The interesting thing is that there are WAY more points being scored in the NFL overall this year (25.3 points per game per team; +2 ppg over 2019), but almost every team (besides maybe the Packers and Vikings) have managed to distribute the surplus amongst these pseudo-scubs instead of letting established Superstars feast. Sometimes it's just weird though, we can't think of any good reason why Deandre Hopkins is under 15pts per game. Same for Joe Mixon; and the Bengals even have a rookie QB but he's distributing the ball with the utmost magnanimity.
If we did DYM Power Rankings again this week they'd look very different than they did in week 4.
Back then we saw fit to deem NINE (9) RB/WRs as 2020 Fantasy Superstars. Another 30 were named LEGIT STARTERS.
Right now we would argue that there are only two Superstars, maybe four, tops.
Dalvin Cook and Davante Adams are each scoring a full 5 points per game more than the #2 player at their positions. Those #2's - Kamara and DK Metcalf - are each about 3 points per game better than the next highest scorers. After that there's 3 more guys at each position you could say are "Legit Good" (RBs: Aaron Jones, James Rob, and Henry; WR's: Hill, Lockett, and Ridley). And that's it, period. Ten guys, tops, that were really worth trading for.
As it stands today, Only BIOTH (Kyler Murray & Davante), PAT (Aaron Rodgers & Cook) and maybe Pickle Rick (Patty Mahomes & Aaron Jones) have more than one SuperStar. After those top 10 dudes, everybody is pretty much the same. There are THIRTY RBs and THIRTY-FIVE WRs averaging between 10 and 15 points per game. All those together are about enough to fill every Special Ed starting lineup, so that's it. There's only 3 real contenders in this league, the rest of us just gotta get our little 105 every week and keep our fingers crossed.

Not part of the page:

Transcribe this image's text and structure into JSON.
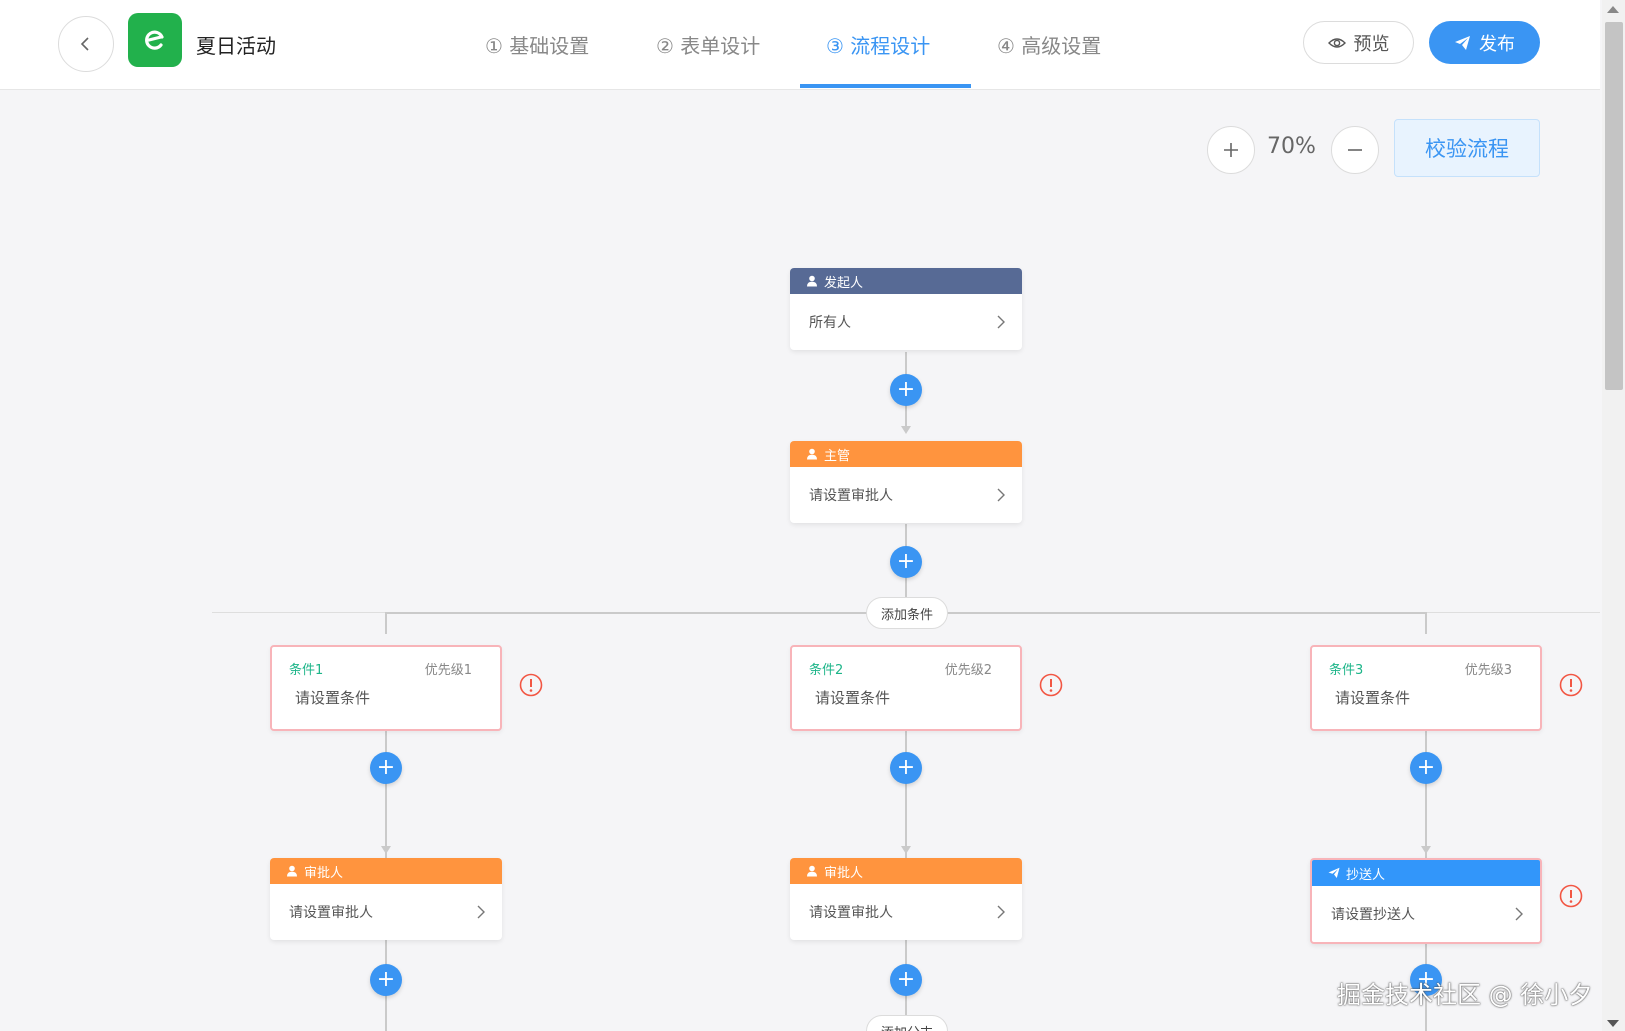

FOOD BEEF V: CHINESE FOOD!!!!!
Lin's Palace, Morristown NJ
Holy shit this place is bad. Like, wow. Really bad. Did not see it coming either. It looks like a totally legit Chinese spot. Apparently the restauranteurs are from Taiwan. There's a separate menu of Taiwanese dishes, but we opted for the standard American-Chinese fare.
Unfortunately we're not likely to EVER go back to try the Taiwainese because the Chinese was absolute GAR-BAGE.

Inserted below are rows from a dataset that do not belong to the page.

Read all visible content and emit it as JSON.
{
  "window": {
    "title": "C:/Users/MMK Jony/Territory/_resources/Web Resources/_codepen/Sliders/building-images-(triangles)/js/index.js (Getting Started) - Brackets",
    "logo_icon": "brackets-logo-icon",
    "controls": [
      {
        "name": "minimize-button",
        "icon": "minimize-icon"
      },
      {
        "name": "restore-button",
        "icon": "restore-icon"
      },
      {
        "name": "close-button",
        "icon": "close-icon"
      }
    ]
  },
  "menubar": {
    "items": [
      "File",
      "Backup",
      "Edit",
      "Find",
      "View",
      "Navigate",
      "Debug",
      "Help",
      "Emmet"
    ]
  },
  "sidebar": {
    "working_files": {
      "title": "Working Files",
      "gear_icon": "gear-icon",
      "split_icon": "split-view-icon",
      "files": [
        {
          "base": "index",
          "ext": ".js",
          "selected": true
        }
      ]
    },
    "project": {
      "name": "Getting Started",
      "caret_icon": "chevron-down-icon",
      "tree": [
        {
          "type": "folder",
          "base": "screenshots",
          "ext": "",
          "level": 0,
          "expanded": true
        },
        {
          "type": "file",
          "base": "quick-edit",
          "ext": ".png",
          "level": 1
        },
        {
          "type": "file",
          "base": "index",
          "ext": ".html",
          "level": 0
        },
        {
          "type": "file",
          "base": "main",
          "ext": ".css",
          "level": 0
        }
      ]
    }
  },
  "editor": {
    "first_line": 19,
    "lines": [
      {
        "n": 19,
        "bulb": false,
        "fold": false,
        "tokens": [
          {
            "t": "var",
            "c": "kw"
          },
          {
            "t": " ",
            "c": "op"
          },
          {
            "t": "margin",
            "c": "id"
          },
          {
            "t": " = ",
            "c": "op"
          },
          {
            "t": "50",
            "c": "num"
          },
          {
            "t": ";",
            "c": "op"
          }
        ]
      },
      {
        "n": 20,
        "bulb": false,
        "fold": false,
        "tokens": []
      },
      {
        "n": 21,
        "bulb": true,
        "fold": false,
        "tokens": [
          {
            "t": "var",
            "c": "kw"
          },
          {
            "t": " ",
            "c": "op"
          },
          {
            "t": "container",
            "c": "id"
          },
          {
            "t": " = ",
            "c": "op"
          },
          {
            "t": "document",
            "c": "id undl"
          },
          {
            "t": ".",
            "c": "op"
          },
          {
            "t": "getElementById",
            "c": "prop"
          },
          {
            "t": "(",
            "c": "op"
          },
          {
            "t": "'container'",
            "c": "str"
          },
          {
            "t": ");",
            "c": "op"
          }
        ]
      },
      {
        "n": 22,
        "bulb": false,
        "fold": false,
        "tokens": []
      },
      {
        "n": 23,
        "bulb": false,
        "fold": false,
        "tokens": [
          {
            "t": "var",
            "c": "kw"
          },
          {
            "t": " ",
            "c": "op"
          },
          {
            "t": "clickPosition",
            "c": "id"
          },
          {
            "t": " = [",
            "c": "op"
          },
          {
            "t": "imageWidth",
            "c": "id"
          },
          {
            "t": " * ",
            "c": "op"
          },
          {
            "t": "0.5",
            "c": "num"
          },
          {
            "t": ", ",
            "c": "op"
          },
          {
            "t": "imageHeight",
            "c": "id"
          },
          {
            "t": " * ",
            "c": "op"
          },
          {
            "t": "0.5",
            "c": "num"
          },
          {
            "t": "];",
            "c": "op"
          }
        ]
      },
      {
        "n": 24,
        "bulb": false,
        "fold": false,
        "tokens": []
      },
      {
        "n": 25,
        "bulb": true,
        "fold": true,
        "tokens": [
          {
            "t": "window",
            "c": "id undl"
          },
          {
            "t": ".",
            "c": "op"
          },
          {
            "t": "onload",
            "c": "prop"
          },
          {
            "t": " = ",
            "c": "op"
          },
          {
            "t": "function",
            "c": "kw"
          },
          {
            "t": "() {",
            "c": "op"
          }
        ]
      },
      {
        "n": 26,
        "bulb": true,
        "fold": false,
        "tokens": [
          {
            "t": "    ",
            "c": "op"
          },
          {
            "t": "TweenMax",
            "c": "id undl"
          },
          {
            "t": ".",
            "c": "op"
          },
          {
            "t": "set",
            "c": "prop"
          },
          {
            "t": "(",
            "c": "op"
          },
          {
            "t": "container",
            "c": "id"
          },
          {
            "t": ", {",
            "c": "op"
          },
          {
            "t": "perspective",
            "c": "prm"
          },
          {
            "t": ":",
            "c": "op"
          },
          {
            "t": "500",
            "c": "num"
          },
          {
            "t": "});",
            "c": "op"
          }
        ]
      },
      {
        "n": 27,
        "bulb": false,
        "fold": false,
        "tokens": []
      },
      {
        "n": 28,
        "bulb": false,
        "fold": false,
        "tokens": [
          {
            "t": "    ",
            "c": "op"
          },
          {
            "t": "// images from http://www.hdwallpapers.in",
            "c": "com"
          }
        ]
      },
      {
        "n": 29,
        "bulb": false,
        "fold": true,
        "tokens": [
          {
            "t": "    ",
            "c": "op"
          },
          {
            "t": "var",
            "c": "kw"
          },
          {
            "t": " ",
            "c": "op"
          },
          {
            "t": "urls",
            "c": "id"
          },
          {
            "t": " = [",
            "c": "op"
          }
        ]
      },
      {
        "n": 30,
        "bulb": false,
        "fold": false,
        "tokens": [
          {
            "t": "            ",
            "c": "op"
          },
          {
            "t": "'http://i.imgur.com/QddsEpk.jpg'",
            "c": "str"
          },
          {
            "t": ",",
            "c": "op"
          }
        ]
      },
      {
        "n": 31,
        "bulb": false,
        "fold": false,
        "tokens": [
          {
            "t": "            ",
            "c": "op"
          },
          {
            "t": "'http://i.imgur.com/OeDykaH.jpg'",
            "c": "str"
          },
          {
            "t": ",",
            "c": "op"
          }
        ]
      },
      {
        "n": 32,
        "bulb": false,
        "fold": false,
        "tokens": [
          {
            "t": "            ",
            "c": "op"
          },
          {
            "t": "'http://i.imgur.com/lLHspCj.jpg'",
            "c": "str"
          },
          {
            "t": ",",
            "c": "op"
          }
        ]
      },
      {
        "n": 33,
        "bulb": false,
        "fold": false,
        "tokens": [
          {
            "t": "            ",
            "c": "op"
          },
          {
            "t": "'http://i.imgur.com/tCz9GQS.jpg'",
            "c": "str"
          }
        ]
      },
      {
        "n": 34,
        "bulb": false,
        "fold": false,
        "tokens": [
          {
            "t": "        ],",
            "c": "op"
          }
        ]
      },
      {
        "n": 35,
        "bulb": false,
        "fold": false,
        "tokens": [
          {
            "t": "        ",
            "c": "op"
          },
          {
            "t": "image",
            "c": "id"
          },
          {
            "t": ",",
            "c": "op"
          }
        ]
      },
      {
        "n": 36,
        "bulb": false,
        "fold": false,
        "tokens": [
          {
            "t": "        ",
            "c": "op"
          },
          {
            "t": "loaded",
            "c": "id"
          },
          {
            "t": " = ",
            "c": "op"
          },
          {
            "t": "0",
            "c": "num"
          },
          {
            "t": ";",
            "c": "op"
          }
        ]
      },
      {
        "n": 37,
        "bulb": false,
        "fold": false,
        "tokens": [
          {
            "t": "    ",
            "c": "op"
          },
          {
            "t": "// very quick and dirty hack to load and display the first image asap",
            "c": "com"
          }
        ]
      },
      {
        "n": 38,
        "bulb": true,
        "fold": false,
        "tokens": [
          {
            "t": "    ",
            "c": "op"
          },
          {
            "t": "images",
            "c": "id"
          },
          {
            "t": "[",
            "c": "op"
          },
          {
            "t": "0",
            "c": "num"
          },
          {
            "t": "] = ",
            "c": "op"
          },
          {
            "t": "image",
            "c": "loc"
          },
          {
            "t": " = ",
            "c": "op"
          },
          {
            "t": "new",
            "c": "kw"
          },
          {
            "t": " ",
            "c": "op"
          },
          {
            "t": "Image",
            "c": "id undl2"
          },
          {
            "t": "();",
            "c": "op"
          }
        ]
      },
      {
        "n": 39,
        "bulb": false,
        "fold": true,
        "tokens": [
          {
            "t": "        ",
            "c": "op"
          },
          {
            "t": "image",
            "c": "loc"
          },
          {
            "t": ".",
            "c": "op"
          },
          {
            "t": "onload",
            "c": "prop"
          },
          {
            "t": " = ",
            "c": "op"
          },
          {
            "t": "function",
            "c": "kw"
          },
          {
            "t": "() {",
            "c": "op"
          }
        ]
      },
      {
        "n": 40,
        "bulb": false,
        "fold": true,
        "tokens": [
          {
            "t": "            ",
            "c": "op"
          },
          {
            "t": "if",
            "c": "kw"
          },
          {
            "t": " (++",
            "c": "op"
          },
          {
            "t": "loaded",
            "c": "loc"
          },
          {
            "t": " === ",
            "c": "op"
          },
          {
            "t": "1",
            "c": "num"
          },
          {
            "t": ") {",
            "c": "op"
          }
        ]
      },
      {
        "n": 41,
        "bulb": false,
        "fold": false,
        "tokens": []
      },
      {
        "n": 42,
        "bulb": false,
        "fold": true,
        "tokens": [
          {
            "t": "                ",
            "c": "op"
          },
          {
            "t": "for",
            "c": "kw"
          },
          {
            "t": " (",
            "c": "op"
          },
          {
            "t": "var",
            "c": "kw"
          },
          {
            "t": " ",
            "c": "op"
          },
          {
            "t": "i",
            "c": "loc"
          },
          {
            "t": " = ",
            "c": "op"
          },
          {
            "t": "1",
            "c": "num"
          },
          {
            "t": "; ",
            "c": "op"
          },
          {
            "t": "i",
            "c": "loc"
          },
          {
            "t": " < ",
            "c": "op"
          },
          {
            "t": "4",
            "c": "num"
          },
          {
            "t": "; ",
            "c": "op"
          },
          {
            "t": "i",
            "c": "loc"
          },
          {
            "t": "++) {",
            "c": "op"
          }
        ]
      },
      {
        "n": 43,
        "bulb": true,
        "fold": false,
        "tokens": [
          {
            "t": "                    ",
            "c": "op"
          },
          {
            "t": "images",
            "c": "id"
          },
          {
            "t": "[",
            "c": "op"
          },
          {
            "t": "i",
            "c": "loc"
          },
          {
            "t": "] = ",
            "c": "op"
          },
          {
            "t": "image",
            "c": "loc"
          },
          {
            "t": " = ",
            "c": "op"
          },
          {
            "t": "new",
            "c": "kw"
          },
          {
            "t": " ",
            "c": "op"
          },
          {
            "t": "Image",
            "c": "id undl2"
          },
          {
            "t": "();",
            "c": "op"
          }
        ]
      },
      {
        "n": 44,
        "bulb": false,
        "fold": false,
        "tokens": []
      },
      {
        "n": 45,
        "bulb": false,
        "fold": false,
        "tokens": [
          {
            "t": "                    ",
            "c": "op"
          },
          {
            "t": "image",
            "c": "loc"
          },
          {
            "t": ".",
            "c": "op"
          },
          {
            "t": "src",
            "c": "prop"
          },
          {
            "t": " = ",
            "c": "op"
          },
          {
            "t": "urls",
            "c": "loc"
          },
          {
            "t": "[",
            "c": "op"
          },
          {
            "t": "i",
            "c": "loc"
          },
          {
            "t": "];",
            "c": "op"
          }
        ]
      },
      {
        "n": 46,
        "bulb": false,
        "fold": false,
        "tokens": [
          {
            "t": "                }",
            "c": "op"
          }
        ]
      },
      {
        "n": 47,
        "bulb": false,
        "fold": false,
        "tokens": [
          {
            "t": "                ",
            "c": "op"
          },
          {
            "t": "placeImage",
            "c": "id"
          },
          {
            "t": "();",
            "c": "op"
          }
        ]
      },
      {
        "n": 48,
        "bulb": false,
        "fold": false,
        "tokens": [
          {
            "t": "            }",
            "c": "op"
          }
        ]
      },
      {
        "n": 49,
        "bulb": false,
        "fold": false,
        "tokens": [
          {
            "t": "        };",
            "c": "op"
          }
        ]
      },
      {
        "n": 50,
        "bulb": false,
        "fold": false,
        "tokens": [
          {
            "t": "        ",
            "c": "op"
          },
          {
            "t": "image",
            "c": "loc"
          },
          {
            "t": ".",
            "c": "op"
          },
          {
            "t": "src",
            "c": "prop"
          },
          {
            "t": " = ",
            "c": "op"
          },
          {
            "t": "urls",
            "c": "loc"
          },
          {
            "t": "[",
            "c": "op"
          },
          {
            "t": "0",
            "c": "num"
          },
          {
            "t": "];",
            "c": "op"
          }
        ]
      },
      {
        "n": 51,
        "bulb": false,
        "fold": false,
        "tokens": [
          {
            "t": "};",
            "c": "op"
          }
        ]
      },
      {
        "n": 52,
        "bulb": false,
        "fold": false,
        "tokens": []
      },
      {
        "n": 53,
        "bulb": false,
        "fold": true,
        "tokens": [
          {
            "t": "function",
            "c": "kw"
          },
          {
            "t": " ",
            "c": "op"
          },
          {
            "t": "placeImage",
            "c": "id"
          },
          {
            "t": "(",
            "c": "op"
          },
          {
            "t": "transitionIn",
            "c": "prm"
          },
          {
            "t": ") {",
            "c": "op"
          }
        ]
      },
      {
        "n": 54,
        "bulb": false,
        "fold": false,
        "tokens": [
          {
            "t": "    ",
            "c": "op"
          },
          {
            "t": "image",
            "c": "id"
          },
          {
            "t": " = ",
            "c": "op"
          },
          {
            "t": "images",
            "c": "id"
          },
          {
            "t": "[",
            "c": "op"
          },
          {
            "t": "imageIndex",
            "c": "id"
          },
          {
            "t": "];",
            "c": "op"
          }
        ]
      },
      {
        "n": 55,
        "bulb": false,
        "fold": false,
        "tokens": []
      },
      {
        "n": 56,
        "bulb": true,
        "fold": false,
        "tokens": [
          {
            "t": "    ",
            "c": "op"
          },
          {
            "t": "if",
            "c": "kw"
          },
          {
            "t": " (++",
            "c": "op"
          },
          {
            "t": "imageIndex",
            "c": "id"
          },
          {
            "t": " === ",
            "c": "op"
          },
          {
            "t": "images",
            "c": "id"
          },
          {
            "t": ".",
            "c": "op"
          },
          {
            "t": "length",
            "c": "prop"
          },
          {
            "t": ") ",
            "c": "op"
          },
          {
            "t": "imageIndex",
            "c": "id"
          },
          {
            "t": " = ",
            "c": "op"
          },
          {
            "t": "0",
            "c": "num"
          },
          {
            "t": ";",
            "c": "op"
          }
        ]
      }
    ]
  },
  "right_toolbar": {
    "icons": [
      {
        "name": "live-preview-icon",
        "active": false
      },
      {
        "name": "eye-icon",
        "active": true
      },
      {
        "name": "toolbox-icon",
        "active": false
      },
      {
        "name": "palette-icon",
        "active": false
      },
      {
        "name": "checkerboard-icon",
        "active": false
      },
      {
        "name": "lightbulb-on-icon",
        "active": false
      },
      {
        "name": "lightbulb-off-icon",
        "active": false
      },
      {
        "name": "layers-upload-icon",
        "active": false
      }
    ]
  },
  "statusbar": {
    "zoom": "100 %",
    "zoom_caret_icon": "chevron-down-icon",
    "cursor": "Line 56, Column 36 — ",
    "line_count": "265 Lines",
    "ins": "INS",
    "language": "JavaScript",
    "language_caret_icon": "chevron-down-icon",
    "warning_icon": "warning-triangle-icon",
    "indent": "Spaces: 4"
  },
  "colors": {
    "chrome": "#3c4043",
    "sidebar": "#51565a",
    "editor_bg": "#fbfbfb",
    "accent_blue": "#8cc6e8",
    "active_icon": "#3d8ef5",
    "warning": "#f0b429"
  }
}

The overarching theme at Lin's is almost everything is EXTREMELY oily and has no flavor. That's pretty much the perfect storm of bad Chinese food - it tastes bad going down, and you don't forget how bad it was for several hours after.
Just the worst.
HOT & SOUR SOUP - 0/10 - This was neither "hot" nor "sour," it may or may not have been a soup.
HOME STYLE TOFU - 6/10 - The wife says: "They managed to make tofu taste unhealthy." It was spicy tho!
PU PU PLATTER - 5/10 - The beef satay was edible but no clue what the flavor was supposed to be, it tasted like ashes and sweet n' low.
DUMPLINGS - 5/10 - These were burned real bad, so it's hard to say, but we think the meat inside mighta actually been kinda good. But the wrapper is the very worst you'll find anywhere. Might have actually been meat wrapped in paper.
CHICKEN WINGS - 7/10 - We think wings are gonna be a required playoff order. In general we LOOOVE Chinese wings. So crispy!! But if they serve these wingettes like fucking TGIFridays it's gonna be an automatic 1-point deduction. REAL American-Chinese food distributors only sling FULL WINGS. Everybody knows this.
PORK FRIED RICE - 7/10 - Edible. Matter fact, this and the wings were the only things we didn't throw out.